ChatGPT-Style AI Forecasts 1,000 Diseases Years in Advance

Delphi-2M forecasts risk for 1,000+ diseases years ahead from longitudinal health records. Promising, but biases and pending validation mean it's not ready for clinical use.

Categorized in: AI News Healthcare
Published on: Sep 22, 2025
ChatGPT-Style AI Forecasts 1,000 Diseases Years in Advance

Delphi-2M: An AI model that forecasts disease risk years ahead

Researchers across the UK, Denmark, Germany, and Switzerland have built an AI model, Delphi-2M, that estimates the future risk of over 1,000 diseases using longitudinal health records. It extends the same transformer architecture behind consumer chatbots like ChatGPT, but applies it to medical event sequences.

Trained on the UK Biobank and evaluated on nearly two million records from Denmark's public health database, the system shows promise in predicting who is at substantially higher or lower risk than traditional factors suggest. The team emphasizes it is not ready for clinical use.

How it works

Delphi-2M reads a patient's case history as a sequence, learning how diagnoses and events tend to appear together and in which order. As Moritz Gerstung from the German Cancer Research Center explains, the model picks up patterns in healthcare data similar to how language models learn grammar.

This approach enables risk forecasts years in advance, across a broad set of conditions. Early charts shared by the team show improved stratification for events like heart attacks beyond age-based risk alone.

What this could mean for care teams

  • Targeted screening and monitoring: Prioritize follow-up for patients flagged as high risk before symptoms escalate.
  • Proactive care plans: Inform earlier lifestyle counseling, medication reviews, or specialist referrals based on projected risk windows.
  • Capacity planning: Anticipate demand for cardiology, oncology, or metabolic clinics with population-level risk signals.
  • Registry enrichment: Identify cohorts for preventive trials or disease management programs more efficiently.

Important cautions

The research team notes biases in the British and Danish datasets, including age and ethnicity skews, which can limit generalizability. Health technology expert Peter Bannister also points to these biases as a reason for careful validation before any deployment.

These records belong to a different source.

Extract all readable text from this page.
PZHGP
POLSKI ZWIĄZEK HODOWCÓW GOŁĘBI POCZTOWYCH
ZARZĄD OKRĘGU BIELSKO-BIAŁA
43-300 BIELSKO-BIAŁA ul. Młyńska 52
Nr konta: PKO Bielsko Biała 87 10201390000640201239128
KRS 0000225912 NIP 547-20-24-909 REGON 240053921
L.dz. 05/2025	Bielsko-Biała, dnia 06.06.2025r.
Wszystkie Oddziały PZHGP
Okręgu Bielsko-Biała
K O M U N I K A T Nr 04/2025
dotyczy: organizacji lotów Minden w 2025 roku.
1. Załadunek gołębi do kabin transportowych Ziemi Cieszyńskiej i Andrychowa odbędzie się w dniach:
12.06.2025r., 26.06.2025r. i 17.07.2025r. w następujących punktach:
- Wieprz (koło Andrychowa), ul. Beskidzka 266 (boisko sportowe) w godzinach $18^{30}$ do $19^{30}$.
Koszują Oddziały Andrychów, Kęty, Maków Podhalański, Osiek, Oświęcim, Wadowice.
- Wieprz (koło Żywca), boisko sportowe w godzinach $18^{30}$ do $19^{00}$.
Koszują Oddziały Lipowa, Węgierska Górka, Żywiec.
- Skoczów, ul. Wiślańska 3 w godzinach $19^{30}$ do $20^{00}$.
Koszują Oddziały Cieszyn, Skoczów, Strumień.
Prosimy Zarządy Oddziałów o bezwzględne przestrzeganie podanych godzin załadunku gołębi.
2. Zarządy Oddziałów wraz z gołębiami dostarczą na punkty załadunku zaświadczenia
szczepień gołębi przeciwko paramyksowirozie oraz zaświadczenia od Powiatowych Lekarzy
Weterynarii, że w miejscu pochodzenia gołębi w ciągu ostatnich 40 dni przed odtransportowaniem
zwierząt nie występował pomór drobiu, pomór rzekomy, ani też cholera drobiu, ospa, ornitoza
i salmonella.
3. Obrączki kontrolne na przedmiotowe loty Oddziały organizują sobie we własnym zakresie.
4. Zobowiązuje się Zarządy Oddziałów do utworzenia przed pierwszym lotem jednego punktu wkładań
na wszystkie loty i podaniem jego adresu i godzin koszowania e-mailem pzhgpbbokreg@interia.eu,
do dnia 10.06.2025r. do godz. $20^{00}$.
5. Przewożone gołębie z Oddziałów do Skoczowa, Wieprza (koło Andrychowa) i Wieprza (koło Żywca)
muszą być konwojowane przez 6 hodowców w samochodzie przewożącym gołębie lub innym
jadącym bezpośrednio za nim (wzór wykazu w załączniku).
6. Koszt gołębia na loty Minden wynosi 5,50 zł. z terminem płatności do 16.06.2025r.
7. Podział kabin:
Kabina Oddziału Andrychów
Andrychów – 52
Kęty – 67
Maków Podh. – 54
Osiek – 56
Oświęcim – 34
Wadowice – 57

Model predictions must be clinically calibrated, audited for fairness, and stress-tested across diverse EHR systems and coding standards. Until that work is done, these outputs should not guide clinical decisions.

Practical next steps for healthcare organizations

  • Define use cases: Start with clearly actionable endpoints (e.g., 1-5 year risk of MI, stroke, heart failure exacerbation).
  • Run a silent trial: Integrate predictions into the EHR back end, monitor performance without showing clinicians, and compare against existing risk tools.
  • Evaluate with the right metrics: AUROC/PR, calibration (calibration plots, Brier), decision curves, and net reclassification improvement.
  • Set action thresholds: Co-develop with clinical leaders to tie risk tiers to specific follow-ups, testing, or referrals.
  • Governance and safety: IRB review, bias audits by subgroup, monitoring for drift, and clear documentation of model limits.
  • Patient privacy: Strict de-identification and access controls; review local laws for secondary use of health data.

Technical notes for data and informatics teams

  • Data representation: Temporal sequences of diagnoses, procedures, medications, and labs; consistent coding (ICD-10, SNOMED, ATC/ RxNorm) and event timestamps.
  • Generalizability: Validate on external sites with different demographics, coding practices, and care pathways.
  • Calibration and interpretability: Post-hoc calibration (e.g., isotonic) and clinician-facing explanations (feature attributions, case-based examples) with guardrails.
  • Monitoring: Ongoing checks for performance drift, alert fatigue, and unintended workload shifts.

What to watch

Delphi-2M is a signal of where predictive healthcare is heading: longitudinal, multi-condition risk modeling that surfaces earlier windows for intervention. The decisive work now is clinical validation, equitable performance across populations, and tight integration with workflows so predictions translate into better outcomes.

Resources

Bottom line: The promise is clear, but so is the need for rigorous, inclusive validation and careful rollout. Treat Delphi-2M and similar models as decision support candidates-not decision makers-until they meet clinical, ethical, and regulatory standards.